The proportions of patients receiving T therapy in the population were obtained from one population-based study and one primary care-based study, both of which reported on the number of participants who were receiving T therapy. Medication use, including use of T therapy, was assessed by patient self-report in the studies. Self-report of medication use is subjective and is at risk of both reporting bias and measurement bias. A more accurate measurement of treatment proportions could be obtained from chart review or commercial claims database study and may be an interesting objective for a future study.

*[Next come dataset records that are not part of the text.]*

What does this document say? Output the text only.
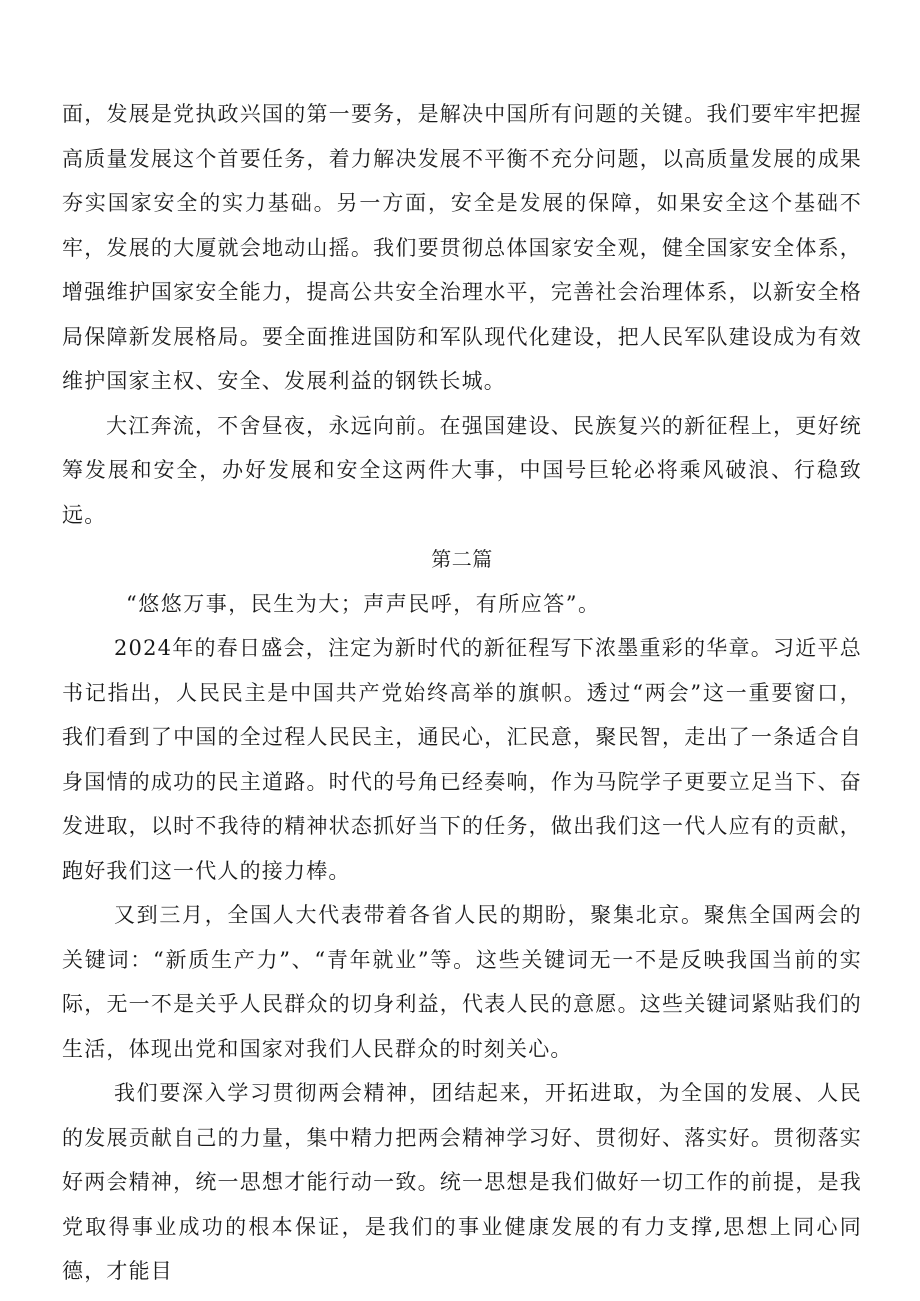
面，发展是党执政兴国的第一要务，是解决中国所有问题的关键。我们要牢牢把握高质量发展这个首要任务，着力解决发展不平衡不充分问题，以高质量发展的成果夯实国家安全的实力基础。另一方面，安全是发展的保障，如果安全这个基础不牢，发展的大厦就会地动山摇。我们要贯彻总体国家安全观，健全国家安全体系，增强维护国家安全能力，提高公共安全治理水平，完善社会治理体系，以新安全格局保障新发展格局。要全面推进国防和军队现代化建设，把人民军队建设成为有效维护国家主权、安全、发展利益的钢铁长城。

大江奔流，不舍昼夜，永远向前。在强国建设、民族复兴的新征程上，更好统筹发展和安全，办好发展和安全这两件大事，中国号巨轮必将乘风破浪、行稳致远。

第二篇

“悠悠万事，民生为大；声声民呼，有所应答”。

2024年的春日盛会，注定为新时代的新征程写下浓墨重彩的华章。习近平总书记指出，人民民主是中国共产党始终高举的旗帜。透过“两会”这一重要窗口，我们看到了中国的全过程人民民主，通民心，汇民意，聚民智，走出了一条适合自身国情的成功的民主道路。时代的号角已经奏响，作为马院学子更要立足当下、奋发进取，以时不我待的精神状态抓好当下的任务，做出我们这一代人应有的贡献，跑好我们这一代人的接力棒。

又到三月，全国人大代表带着各省人民的期盼，聚集北京。聚焦全国两会的关键词：“新质生产力”、“青年就业”等。这些关键词无一不是反映我国当前的实际，无一不是关乎人民群众的切身利益，代表人民的意愿。这些关键词紧贴我们的生活，体现出党和国家对我们人民群众的时刻关心。

我们要深入学习贯彻两会精神，团结起来，开拓进取，为全国的发展、人民的发展贡献自己的力量，集中精力把两会精神学习好、贯彻好、落实好。贯彻落实好两会精神，统一思想才能行动一致。统一思想是我们做好一切工作的前提，是我党取得事业成功的根本保证，是我们的事业健康发展的有力支撑,思想上同心同德，才能目
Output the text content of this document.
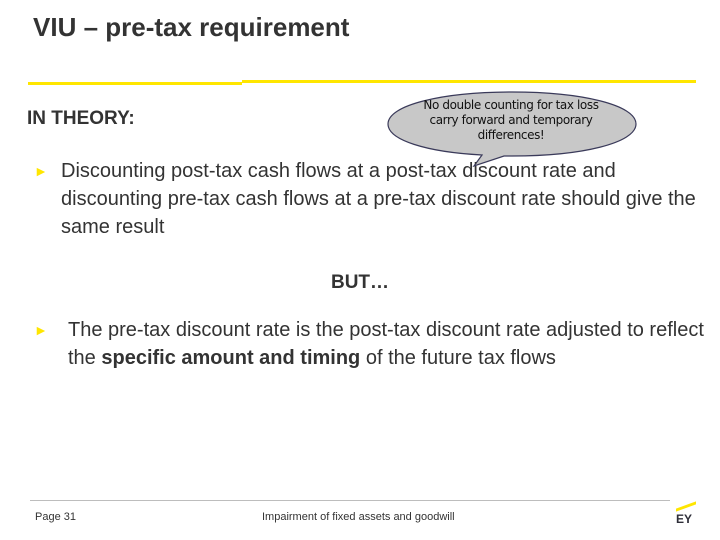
VIU – pre-tax requirement
IN THEORY:
No double counting for tax loss carry forward and temporary differences!
► Discounting post-tax cash flows at a post-tax discount rate and discounting pre-tax cash flows at a pre-tax discount rate should give the same result
BUT…
► The pre-tax discount rate is the post-tax discount rate adjusted to reflect the specific amount and timing of the future tax flows
Page 31	Impairment of fixed assets and goodwill	EY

As with all systematic reviews, publication bias, which can lead to bias if only positive studies or studies with a statistically significant difference are published, is an issue in this review. Another limitation of this review is that a quality appraisal of the individual studies was not conducted. Although methodological aspects of the individual studies, which may have influenced outcomes or comparisons between studies, were considered and commented on during the assessment of the evidence, a systematic quality assessment of the studies was not carried out.
5. Conclusions
This literature review suggests that there is potentially a significant burden of hypogonadism in the general population. The burden of hypogonadism increases with age and in the presence of certain clinical conditions, such as T2DM and obesity. Data suggested that the vast majority of hypogonadal men in the general population are not receiving treatment. This may be the result of underdiagnosis of the disease, due to lack of awareness by patients and/or physicians and the irregularities surrounding the diagnostic criteria.
Disclosure
The authors met criteria for authorship as recommended by the International Committee of Medical Journal Editors and are fully responsible for all content and editorial decisions and were involved in all stages of paper development. This original paper has not been previously presented in whole by the authors. A portion of the information has been presented as a poster entitled “The prevalence, incidence and treatment rates of hypogonadism in men across geographies: a systematic review of the literature” at the ISPOR, May 18–22, 2013, New Orleans, LA.
Conflict of Interests
Victoria Zarotsky and Wendy Carman are employees of Optum and were contracted by Merck & Co., Inc., to conduct this study. Donna Coffin is employee of Boolean Research Consulting Services who was contracted by Optum. Ming-Yi Huang is a Postdoctoral Fellow funded by Merck & Co., Inc. Puneet K. Singhal is employed by Merck & Co., Inc. T. Hugh Jones has received research grants from BayerHealthcare, UK, and honoraria for educational lectures and/or advisory boards from BayerHealthcare, Clarus, Lilly, Merck, and Prostrakan. T. Hugh Jones and Abraham Morgentaler have served as Consultants to Merck & Co., Inc., for this study.
Acknowledgments
This study was conducted by Optum located in Eden Prairie, Minnesota, USA, and was funded by Merck & Co., Inc., West Point, PA. This study was supported by Merck & Co., Inc.